Me rodeó con sus brazos y me
besó apasionadamente durante más tiempo del que puedo recordar. Caí rendida a
sus pies, tanto que tuve que agarrarme con fuerza a su cuello para no caer.
Las cosas que me dijo al oído,
me las guardo para mí en lo más profundo de mi corazón. Nunca las olvidaré
mientras viva. Aquellos sonidos provocaron una serie encadenada de lágrimas que
no recordaba desde el día que me casé. El abrazo fue largo y reconfortante.
Después de un duro día todo estaba llegando a su fin.
Como era su costumbre, me
agarró de las nalgas y me levantó en volandas con la misma facilidad del que
levanta a un bebé. Continuó besándome cada vez más apasionadamente hasta que me
dejó sobre la encimera. Estuve a punto de frenarlo y llevar las cosas por el
cauce que las había imaginado todo el día.
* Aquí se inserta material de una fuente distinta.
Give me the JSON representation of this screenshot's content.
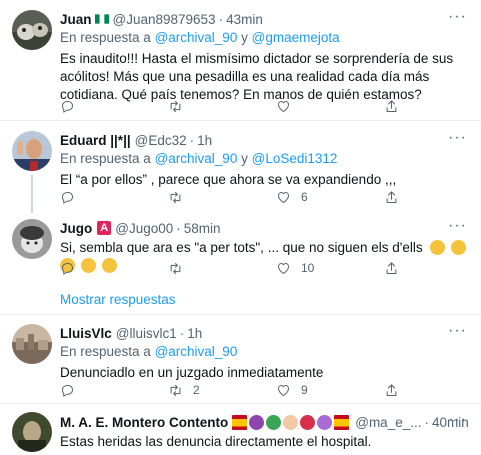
{
  "tweets": [
    {
      "name": "Juan",
      "flag": "nigeria-flag",
      "handle": "@Juan89879653",
      "dot": "·",
      "time": "43min",
      "reply_prefix": "En respuesta a",
      "reply_to_1": "@archival_90",
      "reply_and": "y",
      "reply_to_2": "@gmaemejota",
      "text": "Es inaudito!!! Hasta el mismísimo dictador se sorprendería de sus acólitos! Más que una pesadilla es una realidad cada día más cotidiana. Qué país tenemos? En manos de quién estamos?",
      "reply_count": "",
      "retweet_count": "",
      "like_count": "",
      "more": "···"
    },
    {
      "name": "Eduard ||*||",
      "handle": "@Edc32",
      "dot": "·",
      "time": "1h",
      "reply_prefix": "En respuesta a",
      "reply_to_1": "@archival_90",
      "reply_and": "y",
      "reply_to_2": "@LoSedi1312",
      "text": "El “a por ellos” , parece que ahora se va expandiendo ,,,",
      "reply_count": "",
      "retweet_count": "",
      "like_count": "6",
      "more": "···"
    },
    {
      "name": "Jugo",
      "badge_letter": "A",
      "handle": "@Jugo00",
      "dot": "·",
      "time": "58min",
      "text": "Si, sembla que ara es \"a per tots\", ... que no siguen els d'ells",
      "reply_count": "",
      "retweet_count": "",
      "like_count": "10",
      "more": "···"
    },
    {
      "name": "LluisVlc",
      "handle": "@lluisvlc1",
      "dot": "·",
      "time": "1h",
      "reply_prefix": "En respuesta a",
      "reply_to_1": "@archival_90",
      "text": "Denunciadlo en un juzgado inmediatamente",
      "reply_count": "",
      "retweet_count": "2",
      "like_count": "9",
      "more": "···"
    },
    {
      "name": "M. A. E. Montero Contento",
      "handle": "@ma_e_...",
      "dot": "·",
      "time": "40min",
      "text": "Estas heridas las denuncia directamente el hospital.",
      "more": "···"
    }
  ],
  "show_more_replies": "Mostrar respuestas",
  "colors": {
    "link": "#1d9bf0",
    "secondary": "#536471",
    "separator": "#e6ecf0"
  },
  "icons": [
    "reply-icon",
    "retweet-icon",
    "like-icon",
    "share-icon",
    "more-icon"
  ]
}
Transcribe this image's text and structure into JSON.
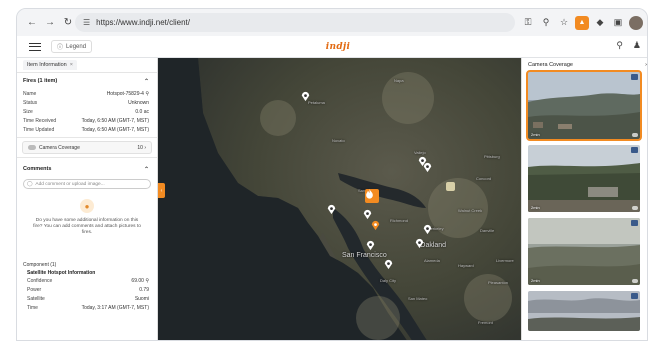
{
  "browser": {
    "url": "https://www.indji.net/client/",
    "icons": [
      "back-icon",
      "forward-icon",
      "reload-icon",
      "site-info-icon",
      "key-icon",
      "zoom-icon",
      "star-icon",
      "extension-icon",
      "puzzle-icon",
      "sidebar-icon",
      "profile-avatar"
    ]
  },
  "app": {
    "legend_label": "Legend",
    "logo_text": "indji"
  },
  "left_panel": {
    "tab_label": "Item Information",
    "tab_close": "×",
    "fires_heading": "Fires (1 item)",
    "fire_rows": [
      {
        "label": "Name",
        "value": "Hotspot-75829-4"
      },
      {
        "label": "Status",
        "value": "Unknown"
      },
      {
        "label": "Size",
        "value": "0.0 ac"
      },
      {
        "label": "Time Received",
        "value": "Today, 6:50 AM (GMT-7, MST)"
      },
      {
        "label": "Time Updated",
        "value": "Today, 6:50 AM (GMT-7, MST)"
      }
    ],
    "camera_coverage_label": "Camera Coverage",
    "camera_coverage_count": "10",
    "comments_heading": "Comments",
    "comment_placeholder": "Add comment or upload image...",
    "empty_text": "Do you have some additional information on this fire? You can add comments and attach pictures to fires.",
    "component_heading": "Component (1)",
    "component_sub": "Satellite Hotspot Information",
    "component_rows": [
      {
        "label": "Confidence",
        "value": "69.00"
      },
      {
        "label": "Power",
        "value": "0.79"
      },
      {
        "label": "Satellite",
        "value": "Suomi"
      },
      {
        "label": "Time",
        "value": "Today, 3:17 AM (GMT-7, MST)"
      }
    ]
  },
  "map": {
    "labels": [
      "San Francisco",
      "Oakland",
      "Daly City",
      "San Rafael",
      "Walnut Creek",
      "Concord",
      "Vallejo",
      "Richmond",
      "Hayward",
      "San Mateo",
      "Fremont",
      "Napa",
      "Petaluma",
      "Novato",
      "Livermore",
      "Danville",
      "Pleasanton",
      "Berkeley",
      "Alameda",
      "Pittsburg"
    ]
  },
  "right_panel": {
    "heading": "Camera Coverage",
    "cameras": [
      {
        "time": "2min",
        "selected": true
      },
      {
        "time": "2min",
        "selected": false
      },
      {
        "time": "2min",
        "selected": false
      },
      {
        "time": "",
        "selected": false
      }
    ]
  }
}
Lo siguiente que recuerdo fue
estar tumbada boca abajo semidesnuda, con un dolor terrible en trasero y
muslos; y a mi marido con las dos manos vendadas, y una terrible cara de culpa
inyectada en lágrimas que nunca olvidaré.
Estaba en el hospital
recibiendo las primeras curas de unas terribles quemaduras que dolían como un
ataque de apendicitis, que me produje al sentarme sobre una bandeja de horno
ardiendo. Finalmente el dicho de “lo que mal empieza, mal acaba” se había
cumplido a rajatabla, y ni mi férrea convicción de llevar a delante esa noche
no pudo impedir que el décimo aniversario fuera un completo desastre.
¡Chicas, el año que viene lo
volveré a intentar!
Trece de mayo de 2014.
Manuel F.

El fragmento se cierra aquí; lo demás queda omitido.